Words can hurt more than sticks and stones
Words can hurt and have adverse impacts than what we may intend, which is why it is vital to think about things before you say them. Imam Ali, the son-in-law and cousin of Islam’s holy Prophet Muhammad (peace and blessings upon them) said, “Do not speak unless your speech is more beautiful than silence.” How often do we think before we speak, especially when sharing criticism?
When I was 30, I had quarreled with someone and that conversation brought much pain and distress, for us both. It was ugly and we both said things that stung and were not easy to forgive. Till this day, I remember, vividly, the look on his face when I launched that verbal grenade, walking away, trying to justify my right to do it while also wishing I could have taken it back.
Asking for forgiveness
Three years later, I sought his forgiveness before I went to Hajj (holy Islamic pilgrimage) in 2013. I reached out to him and asked him to dinner; still weary, yet understanding, he accepted. I had been struggling through some hardship and briefly explained how my life had taken a sharp turn.
(asking God to forgive me in Hajj 2013; Mecca, Saudi Arabia)
A part of my growth process, I began recognizing my past behaviors, and had come to realize how mean I had been to some people in my past.
I sincerely asked him to forgive me for the pain my words caused, knowing they were sharp and had cut him, deeply.
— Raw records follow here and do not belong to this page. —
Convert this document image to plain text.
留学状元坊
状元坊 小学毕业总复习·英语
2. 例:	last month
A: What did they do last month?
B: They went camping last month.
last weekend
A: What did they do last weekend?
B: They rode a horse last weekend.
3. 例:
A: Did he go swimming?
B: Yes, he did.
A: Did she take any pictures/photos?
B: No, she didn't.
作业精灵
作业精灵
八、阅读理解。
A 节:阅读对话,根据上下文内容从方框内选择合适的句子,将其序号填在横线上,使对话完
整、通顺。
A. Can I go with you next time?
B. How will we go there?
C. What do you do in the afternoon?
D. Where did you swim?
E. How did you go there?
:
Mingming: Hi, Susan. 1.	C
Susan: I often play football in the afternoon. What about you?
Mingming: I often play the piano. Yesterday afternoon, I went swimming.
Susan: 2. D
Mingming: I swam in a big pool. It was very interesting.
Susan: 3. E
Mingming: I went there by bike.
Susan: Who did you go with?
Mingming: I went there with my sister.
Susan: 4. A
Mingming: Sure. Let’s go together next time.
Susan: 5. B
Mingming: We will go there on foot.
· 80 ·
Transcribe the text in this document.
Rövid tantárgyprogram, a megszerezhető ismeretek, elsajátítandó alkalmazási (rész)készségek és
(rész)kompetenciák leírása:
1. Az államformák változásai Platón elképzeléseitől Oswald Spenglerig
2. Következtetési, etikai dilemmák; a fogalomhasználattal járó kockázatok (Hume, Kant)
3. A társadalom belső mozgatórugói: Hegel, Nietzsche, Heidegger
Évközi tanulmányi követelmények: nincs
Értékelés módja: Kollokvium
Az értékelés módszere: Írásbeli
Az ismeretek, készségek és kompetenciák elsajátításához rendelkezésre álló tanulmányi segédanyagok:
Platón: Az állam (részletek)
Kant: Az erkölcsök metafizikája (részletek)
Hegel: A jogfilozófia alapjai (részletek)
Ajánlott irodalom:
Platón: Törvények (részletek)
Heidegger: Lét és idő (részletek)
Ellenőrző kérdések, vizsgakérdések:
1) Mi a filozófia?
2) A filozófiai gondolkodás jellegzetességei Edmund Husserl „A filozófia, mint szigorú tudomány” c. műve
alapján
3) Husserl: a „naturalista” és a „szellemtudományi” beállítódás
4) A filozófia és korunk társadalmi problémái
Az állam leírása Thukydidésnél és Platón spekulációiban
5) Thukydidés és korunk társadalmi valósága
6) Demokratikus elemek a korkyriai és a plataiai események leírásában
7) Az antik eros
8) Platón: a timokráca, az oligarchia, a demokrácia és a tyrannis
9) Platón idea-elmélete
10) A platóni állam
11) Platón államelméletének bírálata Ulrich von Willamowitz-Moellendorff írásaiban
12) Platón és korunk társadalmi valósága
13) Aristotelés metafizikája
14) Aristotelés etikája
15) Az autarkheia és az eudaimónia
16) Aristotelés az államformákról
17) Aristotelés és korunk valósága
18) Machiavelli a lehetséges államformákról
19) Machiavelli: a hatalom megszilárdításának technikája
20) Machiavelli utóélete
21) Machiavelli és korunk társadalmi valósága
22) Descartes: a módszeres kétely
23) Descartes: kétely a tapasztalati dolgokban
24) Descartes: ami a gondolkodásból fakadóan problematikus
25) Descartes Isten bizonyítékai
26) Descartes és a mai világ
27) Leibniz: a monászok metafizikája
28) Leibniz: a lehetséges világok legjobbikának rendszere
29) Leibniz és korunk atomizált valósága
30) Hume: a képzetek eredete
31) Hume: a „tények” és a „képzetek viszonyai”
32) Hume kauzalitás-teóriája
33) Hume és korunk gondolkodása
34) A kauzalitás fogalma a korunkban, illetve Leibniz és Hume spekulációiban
This took a great deal of strength. More than I thought I could ever muster.
But, we both, with tears in our eyes, understood the pain we inflicted on one another and chose to forgive each other and release the burden and pain we carried.
He told me, “Those words you said cut me to the core and I still think about that conversation and the last thing you said to me. I have carried it with me because it was so painful. You don’t realize how easily you can inflict pain and cause damage with your words; how they can cut like a knife.”
I never forgot that admission of his pain. I still remind myself of it so I don’t do it again.
Leaving it behind
But, I did know and I realized that I could never move on in life and better myself if I did not apologize for my mistakes and the words I chose to use. That took courage. That was real growth and wisdom. From that moment, I had promised myself that I would be more cautious with my words and careful with my criticism.
I do not know how long it will take for some people in Lebanon to understand that filters are often necessary when talking about things that can hurt one’s feelings. Perhaps one day, they will get the hint. I hope it is sooner than later.
30’s are different than your 20’s
Getting over these quirks and criticisms would have been hella hard for me in my 20’s. Perhaps this was one of the most important aspects of my growth. Whatever it is, I have channeled my inner Beyoncé and learned to Brush it off and move on if it doesn’t appeal to me or make me happy.
Steve Maraboli said, “Life is too short to spend time with people who suck the happiness out of you.”
Wherever I am going, I work to leave the negativity behind me.